From Victorian social literature to The Gruen Transfer: Where an Arts degree can take you

Dassh Logo Circle

Interview by
Ellen Kirkpatrick, Jane Ryan

Published on
12 March 2025

Jane Caro Tile

Jane Caro AM is a familiar face in Australian households as an author, columnist, broadcaster, advertising writer, documentary maker and social commentator.

She has written 14 books, won a Walkley Award, an Order of Australia and has been a regular face on The Gruen Transfer on ABC TV.

And it all started with a Bachelor of Arts Degree majoring in English Literature back in 1977.

“It was something I did with the very old-fashioned idea of learning for its own sake. Learning about something that I loved,” she told DASSH.

She was always interested in advertising, but it was learning how to read that made her a great writer.

“I’ve always had a love of words and if you’re going to be a writer, you have to be a reader. So I was a reader.

“I loved Victorian social literature. Those sorts of things get into your bloodstream. It’s kind of subliminal. It’s not reading this book because it will lead to this outcome. It’s much, much more subtle than that.

“The Victorian social novel is about changing the world, about progress, about equality, about why are poor people poor, and why some children are working as chimney sweeps and others aren’t.

“I was studying it because I was interested in it. I do what I do today because I’m interested in it.”

So how does the study of Victorian social literature translate to such a broad ranging and interesting career?

“I was lucky enough to be part of a degree that really asked you to question and think,” Jane says.

“The Victorian social novelists were mostly women, and they were feminists. They might not have understood the term or called themselves that. They were struggling all the time with women’s role in a much more repressed society.

“As we discussed those novels in tutorials and listened to lectures about them we were being taught how to think more deeply about a narrative and what else is going on in the emotional life of the characters.”

Jane didn’t study English Literature with a job in mind, it was more than that.

“An arts degree is a brilliant way of beginning adult life,” she said.

“I would say to young people who think ‘I love that, I find that really fun, but I can’t do it because it doesn’t lead to something’ – don’t worry, just do it, because it will lead you somewhere.

“I think the great thing about an arts degree is that it gives you the time and the space to work out what it is that you really are interested in, that you really want to put a lot of energy into.”

And studying was fun.

“I was a part of a group which produced an ancient history review which was hilarious. Incredibly politically incorrect. Unbelievably popular.

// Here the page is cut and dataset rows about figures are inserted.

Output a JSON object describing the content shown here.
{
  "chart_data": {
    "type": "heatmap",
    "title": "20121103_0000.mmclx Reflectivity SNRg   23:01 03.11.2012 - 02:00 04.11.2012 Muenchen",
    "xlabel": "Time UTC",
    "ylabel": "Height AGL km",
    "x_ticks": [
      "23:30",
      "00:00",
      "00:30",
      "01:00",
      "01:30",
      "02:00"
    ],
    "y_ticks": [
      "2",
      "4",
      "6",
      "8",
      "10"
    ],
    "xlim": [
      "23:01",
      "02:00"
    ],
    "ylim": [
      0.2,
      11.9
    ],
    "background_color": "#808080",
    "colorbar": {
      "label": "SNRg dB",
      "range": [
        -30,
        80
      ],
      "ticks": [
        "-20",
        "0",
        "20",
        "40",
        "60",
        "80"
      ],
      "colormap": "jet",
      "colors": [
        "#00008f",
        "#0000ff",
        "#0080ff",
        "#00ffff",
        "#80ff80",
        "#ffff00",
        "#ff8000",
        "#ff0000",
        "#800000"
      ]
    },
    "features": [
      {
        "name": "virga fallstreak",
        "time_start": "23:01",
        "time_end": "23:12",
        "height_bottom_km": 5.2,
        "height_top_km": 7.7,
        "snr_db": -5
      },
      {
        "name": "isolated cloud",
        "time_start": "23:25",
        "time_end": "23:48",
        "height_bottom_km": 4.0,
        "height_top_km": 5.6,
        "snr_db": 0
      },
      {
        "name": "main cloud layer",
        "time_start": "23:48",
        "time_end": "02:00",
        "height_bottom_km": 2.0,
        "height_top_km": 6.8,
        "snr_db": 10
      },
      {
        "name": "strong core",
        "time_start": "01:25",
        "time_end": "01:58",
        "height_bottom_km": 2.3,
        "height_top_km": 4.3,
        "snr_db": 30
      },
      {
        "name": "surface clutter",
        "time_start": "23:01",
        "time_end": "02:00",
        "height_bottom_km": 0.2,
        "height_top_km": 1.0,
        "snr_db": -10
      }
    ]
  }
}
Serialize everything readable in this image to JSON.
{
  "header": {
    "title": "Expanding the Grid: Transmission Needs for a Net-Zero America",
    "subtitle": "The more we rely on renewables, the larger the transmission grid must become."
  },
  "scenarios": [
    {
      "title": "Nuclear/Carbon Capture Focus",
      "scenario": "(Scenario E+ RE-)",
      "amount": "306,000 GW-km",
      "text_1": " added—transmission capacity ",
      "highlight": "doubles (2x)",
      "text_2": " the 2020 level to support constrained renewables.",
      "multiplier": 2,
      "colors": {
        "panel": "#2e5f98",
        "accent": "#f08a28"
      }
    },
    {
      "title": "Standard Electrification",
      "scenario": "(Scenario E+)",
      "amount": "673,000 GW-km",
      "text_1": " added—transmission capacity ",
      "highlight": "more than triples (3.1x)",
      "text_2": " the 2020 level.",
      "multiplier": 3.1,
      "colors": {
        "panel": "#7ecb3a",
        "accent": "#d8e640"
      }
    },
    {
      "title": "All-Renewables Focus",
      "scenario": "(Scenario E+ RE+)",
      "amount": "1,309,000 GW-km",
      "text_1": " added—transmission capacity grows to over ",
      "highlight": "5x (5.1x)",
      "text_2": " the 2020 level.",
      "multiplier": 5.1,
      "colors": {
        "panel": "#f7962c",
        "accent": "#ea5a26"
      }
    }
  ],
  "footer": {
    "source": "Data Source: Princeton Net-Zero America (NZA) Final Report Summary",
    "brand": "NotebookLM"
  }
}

“I met some fantastic people. It was a great period of my life. I really, really enjoyed it.”

The diversity of subjects you can study as part of an arts degree made it a great launchpad for her career.

“Arts degrees cover a great deal more than English Literature and there is a lot of breadth as well as the depth in what you look at.

“If you find something you like because you put your toe in the water there’s always postgraduate if you want to do that, honours, and all sorts of pathways to get to something which might require more focus and be career oriented.

“I did a media and communications elective where we made our own short film. That was really interesting and really fun and I learnt an enormous amount.

“I’m sure that early experience stood me in very good stead when it came to making commercials and I’ve made documentaries now.”

She’s worried about young people being steered away from the Bachelor of Arts.

“A lot of the time kids get funnelled into things when they don’t even know who they are. They haven’t had a chance to think about the world, their place within it, what it means, what they love, what they would like to change.

“I think an arts degree really gives people an opportunity to do that, and the space to do that.”

Jane is passionate about the contribution graduates make to Australian society – and the role education plays in building healthy democracies and empathetic people.

“We’re not worker bees. We’re not just living careers. We live whole lives. And what is really important for a sustainable democracy, which we are now seeing under threat, is well educated citizens.

“I was aiming to be a well-educated citizen,” she says.

“What the Arts and literature teach is how to empathise with others.

“When you read a book, or you listen to a piece of music, or you watch a film, you are asked to go on a journey where you imaginatively possess the body and the experiences of someone completely different from yourself. And that is part of what empathy is.

“So I will finish on that note, if we want a better world, we need more people doing Arts degrees.”

Jane Caro

Jane Caro Bio:

Jane Caro AM is a Walkley winning columnist, author, novelist & social commentator. She appears regularly on Today Extra, and ABC NSW Drive and ABC Western Plains and occasionally on ABC The Gruen. She writes a regular column for Sunday Life and her work often appears in The Saturday Paper. She is in demand as a speaker, MC, facilitator and panelist. Recent highlights include interviewing Miriam Margolyes at the Concert Hall in the Sydney Opera House, Bryan Brown at Cremorne Orpheum and Jodi Picoult at The 4 Seasons Hotel.

She has written 13 books. Her latest novel, The Mother, is a bestseller. She’s written another (best seller, she hopes) Lyrebird, launching April 2025.